Mais au-delà des plans de relance, le rebond économique peut aussi venir de la consommation des ménages, et de la façon dont les Français vont utiliser les quelque 160 milliards d’euros d’épargne accumulés depuis le début de la crise. "Il va falloir rétablir la confiance économique et sociale, c’est-à-dire faire en sorte qu’il n’y ait pas de conséquences sur le marché du travail ou des faillites importantes, car cela pourrait construire une épargne de précaution si les ménages craignent quant à leur avenir, indique Mathieu Plane. Et puis, il faut faire attention à la gestion de la dette : si on annonce des hausses d’impôts ou des politiques d’austérité, il y a également un risque de voir les ménages mettre de l’argent de côté."
Mais depuis quelques semaines, bonne nouvelle : cette confiance des ménages vis-à-vis de la situation économique progresse. "Elle a chuté au début de la crise et depuis, elle se maintenait à bas niveau, observe Julien Pouget, chef du département de la conjoncture à l’Institut national de la statistique et des études économiques (Insee). En mai, elle remonte avec notamment une nette baisse des craintes en ce qui concerne le chômage. Il se passe quelque chose au niveau de la confiance des ménages, et aussi au niveau du moral des chefs d’entreprise."

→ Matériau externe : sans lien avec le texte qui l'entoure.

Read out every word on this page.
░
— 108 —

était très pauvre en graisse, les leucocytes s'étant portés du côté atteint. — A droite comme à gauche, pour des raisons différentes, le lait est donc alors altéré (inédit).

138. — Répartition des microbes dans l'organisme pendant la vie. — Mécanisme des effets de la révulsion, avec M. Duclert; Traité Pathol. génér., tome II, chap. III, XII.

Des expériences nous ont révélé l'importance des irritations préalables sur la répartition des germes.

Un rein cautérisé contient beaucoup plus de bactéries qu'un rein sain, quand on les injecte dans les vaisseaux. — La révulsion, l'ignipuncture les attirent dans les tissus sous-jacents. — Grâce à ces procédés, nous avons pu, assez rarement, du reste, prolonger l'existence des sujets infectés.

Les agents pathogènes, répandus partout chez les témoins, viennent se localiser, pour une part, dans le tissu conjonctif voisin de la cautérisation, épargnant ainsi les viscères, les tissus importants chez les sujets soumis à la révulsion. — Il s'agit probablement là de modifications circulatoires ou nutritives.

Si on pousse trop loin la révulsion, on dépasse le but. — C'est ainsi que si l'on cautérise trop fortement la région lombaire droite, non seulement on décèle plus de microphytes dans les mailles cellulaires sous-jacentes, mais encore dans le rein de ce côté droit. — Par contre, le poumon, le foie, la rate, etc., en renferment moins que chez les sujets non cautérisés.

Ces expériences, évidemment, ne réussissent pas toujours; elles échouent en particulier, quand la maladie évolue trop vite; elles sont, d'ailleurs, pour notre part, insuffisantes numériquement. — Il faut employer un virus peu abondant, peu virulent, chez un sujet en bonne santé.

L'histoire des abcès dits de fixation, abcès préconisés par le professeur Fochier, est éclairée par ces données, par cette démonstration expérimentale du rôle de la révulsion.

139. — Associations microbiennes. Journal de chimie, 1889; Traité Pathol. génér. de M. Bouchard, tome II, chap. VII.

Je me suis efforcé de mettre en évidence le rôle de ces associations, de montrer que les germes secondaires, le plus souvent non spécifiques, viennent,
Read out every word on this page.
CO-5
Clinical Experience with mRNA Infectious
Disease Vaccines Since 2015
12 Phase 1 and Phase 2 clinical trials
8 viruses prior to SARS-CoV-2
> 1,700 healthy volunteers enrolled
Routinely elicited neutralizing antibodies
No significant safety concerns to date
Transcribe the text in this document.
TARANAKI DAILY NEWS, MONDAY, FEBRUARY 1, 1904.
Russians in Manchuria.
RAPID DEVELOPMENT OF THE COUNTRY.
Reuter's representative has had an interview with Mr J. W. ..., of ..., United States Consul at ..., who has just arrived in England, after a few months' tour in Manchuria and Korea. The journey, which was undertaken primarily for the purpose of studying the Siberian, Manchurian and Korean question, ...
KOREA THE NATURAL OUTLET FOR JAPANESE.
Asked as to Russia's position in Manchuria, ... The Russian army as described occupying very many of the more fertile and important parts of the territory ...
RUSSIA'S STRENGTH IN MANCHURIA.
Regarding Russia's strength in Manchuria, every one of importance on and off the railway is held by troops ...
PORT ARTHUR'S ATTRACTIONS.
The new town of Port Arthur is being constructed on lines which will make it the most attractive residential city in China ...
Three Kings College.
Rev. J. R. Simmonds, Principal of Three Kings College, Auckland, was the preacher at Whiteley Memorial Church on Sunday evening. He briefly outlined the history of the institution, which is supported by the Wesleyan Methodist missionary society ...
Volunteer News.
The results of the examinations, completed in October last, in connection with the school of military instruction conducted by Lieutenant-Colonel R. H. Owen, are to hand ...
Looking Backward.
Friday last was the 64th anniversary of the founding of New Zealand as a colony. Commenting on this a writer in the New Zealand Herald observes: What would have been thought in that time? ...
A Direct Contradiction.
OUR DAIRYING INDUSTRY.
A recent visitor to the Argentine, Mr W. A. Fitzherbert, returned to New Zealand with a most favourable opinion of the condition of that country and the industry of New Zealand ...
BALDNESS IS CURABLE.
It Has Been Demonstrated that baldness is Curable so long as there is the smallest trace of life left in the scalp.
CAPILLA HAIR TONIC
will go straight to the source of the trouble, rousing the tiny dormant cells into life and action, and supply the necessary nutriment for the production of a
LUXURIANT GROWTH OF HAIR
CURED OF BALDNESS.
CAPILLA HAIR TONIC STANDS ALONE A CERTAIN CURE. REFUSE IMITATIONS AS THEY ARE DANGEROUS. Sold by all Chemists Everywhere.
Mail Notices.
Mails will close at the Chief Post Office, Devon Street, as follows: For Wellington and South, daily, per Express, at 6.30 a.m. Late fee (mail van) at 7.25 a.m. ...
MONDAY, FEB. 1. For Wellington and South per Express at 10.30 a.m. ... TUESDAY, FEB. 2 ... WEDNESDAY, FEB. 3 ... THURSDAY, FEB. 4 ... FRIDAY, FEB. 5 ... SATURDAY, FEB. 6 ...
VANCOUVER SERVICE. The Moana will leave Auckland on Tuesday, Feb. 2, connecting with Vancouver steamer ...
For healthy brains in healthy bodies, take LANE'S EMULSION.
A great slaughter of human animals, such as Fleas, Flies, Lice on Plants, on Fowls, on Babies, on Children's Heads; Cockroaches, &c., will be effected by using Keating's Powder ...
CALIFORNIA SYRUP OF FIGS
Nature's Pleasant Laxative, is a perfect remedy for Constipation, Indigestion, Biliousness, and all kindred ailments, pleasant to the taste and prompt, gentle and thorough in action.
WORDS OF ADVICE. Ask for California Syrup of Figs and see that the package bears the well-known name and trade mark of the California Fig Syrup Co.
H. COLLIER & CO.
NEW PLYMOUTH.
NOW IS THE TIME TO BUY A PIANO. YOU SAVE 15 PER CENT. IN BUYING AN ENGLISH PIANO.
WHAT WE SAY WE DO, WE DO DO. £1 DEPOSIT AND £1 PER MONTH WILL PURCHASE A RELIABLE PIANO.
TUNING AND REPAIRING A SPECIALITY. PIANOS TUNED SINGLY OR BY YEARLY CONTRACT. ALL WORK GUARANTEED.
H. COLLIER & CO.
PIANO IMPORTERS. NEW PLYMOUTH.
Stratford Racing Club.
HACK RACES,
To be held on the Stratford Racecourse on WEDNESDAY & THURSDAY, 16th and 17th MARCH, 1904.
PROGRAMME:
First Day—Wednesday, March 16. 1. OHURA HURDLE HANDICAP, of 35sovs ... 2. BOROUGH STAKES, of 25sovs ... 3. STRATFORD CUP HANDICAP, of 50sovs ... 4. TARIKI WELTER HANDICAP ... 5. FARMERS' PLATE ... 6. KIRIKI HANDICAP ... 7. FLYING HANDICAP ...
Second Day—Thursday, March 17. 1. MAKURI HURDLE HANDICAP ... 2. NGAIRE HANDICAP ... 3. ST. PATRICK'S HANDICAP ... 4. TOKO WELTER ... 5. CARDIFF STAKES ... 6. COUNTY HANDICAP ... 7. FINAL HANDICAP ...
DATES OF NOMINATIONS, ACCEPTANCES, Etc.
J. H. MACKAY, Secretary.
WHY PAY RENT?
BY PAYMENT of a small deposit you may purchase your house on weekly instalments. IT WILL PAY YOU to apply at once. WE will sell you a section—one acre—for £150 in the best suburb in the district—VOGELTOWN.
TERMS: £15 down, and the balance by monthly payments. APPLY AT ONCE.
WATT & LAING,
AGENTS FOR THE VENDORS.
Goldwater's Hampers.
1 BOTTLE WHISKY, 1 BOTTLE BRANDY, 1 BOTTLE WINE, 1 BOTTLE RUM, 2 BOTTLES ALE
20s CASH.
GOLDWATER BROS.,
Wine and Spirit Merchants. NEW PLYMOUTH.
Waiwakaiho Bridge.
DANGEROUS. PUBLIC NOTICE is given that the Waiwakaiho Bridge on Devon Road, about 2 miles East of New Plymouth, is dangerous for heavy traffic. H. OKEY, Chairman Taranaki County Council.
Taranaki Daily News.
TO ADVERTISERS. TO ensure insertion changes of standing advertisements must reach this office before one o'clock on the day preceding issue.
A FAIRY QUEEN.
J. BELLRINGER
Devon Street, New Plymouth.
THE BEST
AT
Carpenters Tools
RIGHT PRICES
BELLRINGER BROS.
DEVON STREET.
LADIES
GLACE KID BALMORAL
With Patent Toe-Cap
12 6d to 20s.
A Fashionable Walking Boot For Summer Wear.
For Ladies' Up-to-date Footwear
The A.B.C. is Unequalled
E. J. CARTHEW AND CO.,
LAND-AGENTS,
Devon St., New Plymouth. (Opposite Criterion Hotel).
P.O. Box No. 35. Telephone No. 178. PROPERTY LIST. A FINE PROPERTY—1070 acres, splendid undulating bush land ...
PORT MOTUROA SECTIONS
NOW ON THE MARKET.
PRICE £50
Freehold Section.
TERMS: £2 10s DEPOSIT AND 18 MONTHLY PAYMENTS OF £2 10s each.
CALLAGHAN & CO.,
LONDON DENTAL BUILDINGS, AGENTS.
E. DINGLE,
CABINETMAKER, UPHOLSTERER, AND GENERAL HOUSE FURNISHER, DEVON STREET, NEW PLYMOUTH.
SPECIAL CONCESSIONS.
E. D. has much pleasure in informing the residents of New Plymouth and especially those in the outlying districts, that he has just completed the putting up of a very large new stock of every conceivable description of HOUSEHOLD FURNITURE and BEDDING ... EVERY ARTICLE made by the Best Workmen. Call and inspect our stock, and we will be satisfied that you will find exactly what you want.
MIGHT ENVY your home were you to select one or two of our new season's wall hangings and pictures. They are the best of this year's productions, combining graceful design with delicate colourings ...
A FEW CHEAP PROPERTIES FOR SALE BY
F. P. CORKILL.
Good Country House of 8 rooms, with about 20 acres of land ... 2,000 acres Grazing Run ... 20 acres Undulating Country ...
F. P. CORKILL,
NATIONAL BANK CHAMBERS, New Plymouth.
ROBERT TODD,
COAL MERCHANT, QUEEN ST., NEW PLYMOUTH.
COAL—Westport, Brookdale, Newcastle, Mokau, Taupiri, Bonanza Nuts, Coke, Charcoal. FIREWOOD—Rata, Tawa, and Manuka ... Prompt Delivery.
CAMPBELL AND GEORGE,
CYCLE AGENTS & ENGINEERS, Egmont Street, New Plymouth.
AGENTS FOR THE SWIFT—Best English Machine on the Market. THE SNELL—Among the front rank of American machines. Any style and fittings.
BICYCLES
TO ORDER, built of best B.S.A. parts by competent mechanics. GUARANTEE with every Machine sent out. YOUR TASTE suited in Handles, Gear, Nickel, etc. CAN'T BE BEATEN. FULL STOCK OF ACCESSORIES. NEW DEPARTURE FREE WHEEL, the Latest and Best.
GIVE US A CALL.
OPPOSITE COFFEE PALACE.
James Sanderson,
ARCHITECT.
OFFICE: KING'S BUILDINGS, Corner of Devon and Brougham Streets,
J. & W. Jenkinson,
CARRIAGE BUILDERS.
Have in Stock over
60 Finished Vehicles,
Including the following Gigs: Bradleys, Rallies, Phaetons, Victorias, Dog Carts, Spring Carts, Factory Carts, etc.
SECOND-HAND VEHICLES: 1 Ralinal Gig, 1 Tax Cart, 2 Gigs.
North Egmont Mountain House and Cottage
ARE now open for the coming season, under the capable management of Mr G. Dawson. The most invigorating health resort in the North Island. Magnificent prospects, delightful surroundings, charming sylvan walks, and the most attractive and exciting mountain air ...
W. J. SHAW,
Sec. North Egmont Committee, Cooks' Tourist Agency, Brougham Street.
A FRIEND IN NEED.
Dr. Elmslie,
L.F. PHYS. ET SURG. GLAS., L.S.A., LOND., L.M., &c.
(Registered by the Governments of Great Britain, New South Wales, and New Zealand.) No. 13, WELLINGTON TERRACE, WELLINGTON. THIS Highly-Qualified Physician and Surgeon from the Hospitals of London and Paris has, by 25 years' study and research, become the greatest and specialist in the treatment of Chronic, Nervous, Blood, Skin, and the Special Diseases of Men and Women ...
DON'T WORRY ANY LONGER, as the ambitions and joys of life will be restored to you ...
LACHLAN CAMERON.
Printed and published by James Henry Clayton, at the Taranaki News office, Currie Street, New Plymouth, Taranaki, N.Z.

Dans ce contexte encore incertain, une solution existe pour participer à la relance économique tout en mettant de l’argent de côté : l’épargne solidaire. "C’est une épargne de long terme, qui sert à financer des projets à forte utilité sociale et environnementale avant de rechercher une rentabilité financière, explique Frédéric Tiberghien, président de Finansol, une association qui défend justement la solidarité dans la finance. On peut souscrire aux placements solidaires par trois canaux : l’épargne salariale, les livrets bancaires chez les banques et assurances, et la souscription directe au capital d’entreprises."